Bread has been called the staff of life. It represents or symbolizes all food necessary for human existence. It is said that the primitive Greeks subsisted upon acorns, but after they learned the art of wheat culture and bread making they discarded their former food and considered it fit only for swine.
Those who have once tasted the true Bread of Life will have no more desire for the fleshpots of Egypt, but will always pray, "Lord, evermore give us this bread" (John 6:34). It's a sad day when Christians who have eaten the Bread of Life lose their hunger for it. Christ is the Bread of Life and the Water of Life, our spiritual food and drink.
Jesus was born at Bethlehem, which means "house of bread." He is called not only the Bread of Life, but the Bread of God, the True Bread, the Bread from heaven (John 6:32-33).
Like the good corn bruised and broken, and fine flour baked, He gave His flesh for the life of the world. As one old writer well says of our need of Him, "Without bread, there is no feast; with bread, there need be no famine."

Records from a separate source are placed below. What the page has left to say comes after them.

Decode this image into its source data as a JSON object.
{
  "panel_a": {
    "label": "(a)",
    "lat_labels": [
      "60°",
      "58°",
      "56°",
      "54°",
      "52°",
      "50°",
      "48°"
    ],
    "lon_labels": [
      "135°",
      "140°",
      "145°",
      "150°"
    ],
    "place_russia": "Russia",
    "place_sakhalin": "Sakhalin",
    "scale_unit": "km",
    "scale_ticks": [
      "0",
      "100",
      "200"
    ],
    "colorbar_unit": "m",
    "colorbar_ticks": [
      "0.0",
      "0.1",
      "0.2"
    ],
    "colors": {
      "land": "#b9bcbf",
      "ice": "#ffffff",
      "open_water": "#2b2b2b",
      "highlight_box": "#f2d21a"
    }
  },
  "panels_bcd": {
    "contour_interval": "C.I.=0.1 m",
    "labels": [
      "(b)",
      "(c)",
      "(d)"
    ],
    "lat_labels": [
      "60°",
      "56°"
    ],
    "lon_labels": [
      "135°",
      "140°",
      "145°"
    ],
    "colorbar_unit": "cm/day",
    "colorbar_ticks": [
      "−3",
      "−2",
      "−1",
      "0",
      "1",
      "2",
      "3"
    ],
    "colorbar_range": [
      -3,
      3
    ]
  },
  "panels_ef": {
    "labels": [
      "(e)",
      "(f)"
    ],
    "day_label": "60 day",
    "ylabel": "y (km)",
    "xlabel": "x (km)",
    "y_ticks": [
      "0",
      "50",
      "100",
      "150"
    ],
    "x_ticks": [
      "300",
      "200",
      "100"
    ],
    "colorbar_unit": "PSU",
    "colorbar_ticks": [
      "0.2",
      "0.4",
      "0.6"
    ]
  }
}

The Lord's Supper--the feast of commemoration, communion, and love--represents all this (1 Cor. 10:16, 17). Believers eat and drink of Christ's bounty (Isa. 55:1, 2). They taste of the lord's goodness (Ps. 34:8). They feed as His sheep in green pastures (Ps. 23:2). They sit down as His guests at the banqueting house (s. of Sol. 2:4). They are "abundantly satisfied" with the good things of the Lord's house while they "drink of the river of...[His] pleasures" (Ps. 36:8).
MEDITATION PRAYER: "Thou preparest a table a table before me in the presence of mine enemies: thou anointest my head with oil; my cup runneth over" (Ps. 23:5).